24 September 2009

Synecdoche


I should be going to bed, because tomorrow I'm off to London, and I'm not really yet well, but it's been so long since I've written that I wanted to do so.

So, the other day a friend of mine and I were talking about intimacy and boundaries and public behaviour. In the course of this conversation my friend explained that, for him, there are things that you just don't do in public, or that you only do with your significant other: ways that you move your body, or things that you do with it.

Now, normally such a conversation would be a passing thing for me, except that a few days later I had another discussion about bodies with another friend, who said to me, "You're very comfortable with your body." The question of whether this is true or not is a complex one, and depends a good deal on how you define "body," but I want to leave that aside, because the conjunction of the two conversations got me thinking about bodies, and about intimacy.

Now, I happen to agree with my first friend that there are ways you should move your body only in certain circumstances, or only with certain people, but it has very little to do with intimacy for me. It has to do with wisdom. When I move my body on a dance floor, say, it's just a tool, a very interesting mechanism the manipulation of which gives me delight. Unfortunately, the people watching may not see it this way. As a recent post suggested, certain kinds of moving are generally read in a specific way by other people, and I don't want to send unintended messages. Most people, I think, are profoundly uncomfortable moving their bodies, so much so that they only do it when they lose control, and the most common way of losing bodily control is having sex, so they associate bodily movement with sexual accessibility. I do not make this connection, but being aware that other people do I'm reluctant to move my body with just anybody.

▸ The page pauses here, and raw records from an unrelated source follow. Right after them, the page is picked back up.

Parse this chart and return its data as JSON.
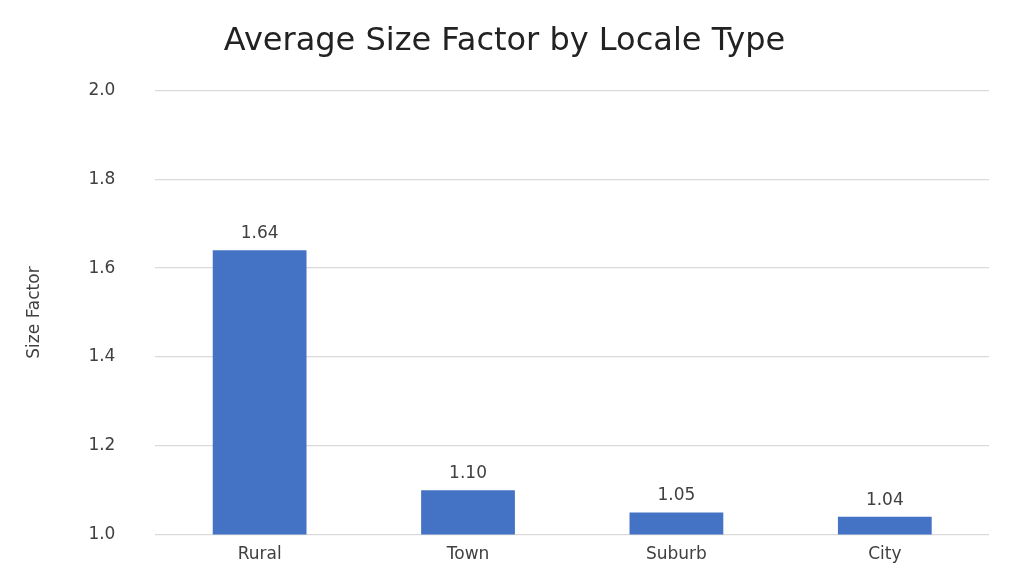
{
  "chart_data": {
    "type": "bar",
    "title": "Average Size Factor by Locale Type",
    "ylabel": "Size Factor",
    "categories": [
      "Rural",
      "Town",
      "Suburb",
      "City"
    ],
    "values": [
      1.64,
      1.1,
      1.05,
      1.04
    ],
    "value_labels": [
      "1.64",
      "1.10",
      "1.05",
      "1.04"
    ],
    "color": "#4472c4",
    "ylim": [
      1.0,
      2.0
    ],
    "yticks": [
      {
        "value": 1.0,
        "label": "1.0"
      },
      {
        "value": 1.2,
        "label": "1.2"
      },
      {
        "value": 1.4,
        "label": "1.4"
      },
      {
        "value": 1.6,
        "label": "1.6"
      },
      {
        "value": 1.8,
        "label": "1.8"
      },
      {
        "value": 2.0,
        "label": "2.0"
      }
    ],
    "grid": "y",
    "legend": false
  }
}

If I were comfortable and certain, though, I'd pretty much dance however I felt with whomever was there. So the body is not really a source of intimacy for me (although, again, it depends on what you mean by "body." Perhaps I should say the dancing body is not a source of intimacy for me). What is a source of intimacy for me is the...not exactly the mind...how can I say...I don't know how to say it in one word. The revelation of thoughts, and beliefs, and experiences. This I try very hard not to do with most people, and in fact I have quite a careful inner structure of what I'll reveal and what I won't. One of the things I find most interesting about myself (that's never a good opener, but please believe me when I say I mean interesting about myself as an exhibit I observe) is the almost Byzantine series of constructions I have for short-circuiting revelation or accessibility. In many ways I suppose that's bad, but the truth is I feel very uncomfortable revealing most of my beliefs, and certainly most of my fears, and certainly certainly most of my wants and worries. I have no problem shaking my ass in your face, but if you want me to tell you a secret about my childhood, you're going to get one of perhaps four carefully selected and prepared secrets. And if you want to get something truthful and under-the-surface about me now, I'm not sure how you'd get that, but I am sure that once I told you I'd be bitterly sorry and wish I could take it back.

I believe you tell yourself to the people close to you, and most of yourself you tell only to your lover, or your partner - revelation does not create intimacy; intimacy licenses revelation. To make confidences about myself to a person who's not my partner is to be too intimate and also, for me, to give away something. If you are a woman, I'll only tell you real things about myself after a very, very careful and lengthy inner vetting process, and if you're a man I'll probably only tell you those things if I want you to, or wish you did, love me. I'm explaining it wrong. What I mean is, to reveal not physical motions but inner thoughts and truths is something I only do with someone I love, and if I'm not sure you love me back it's giving those things away pointlessly. So I won't do it. It's a waste. Your body holds you, you know? It just holds you. But what it holds, that's valuable, and to give it away to someone who doesn't care a very great deal is painful and angering. People think that when they've got your body they've got you, and that's true to a certain degree with sex - or at least, once sex gets introduced there is a kind of having, or knowing, that there isn't when there hasn't been sex. But it's not really your body that's you: it's your thoughts, and your fears, and your confidences of belief and worry. And those, for me, are off limits until you're sure you're not throwing them away.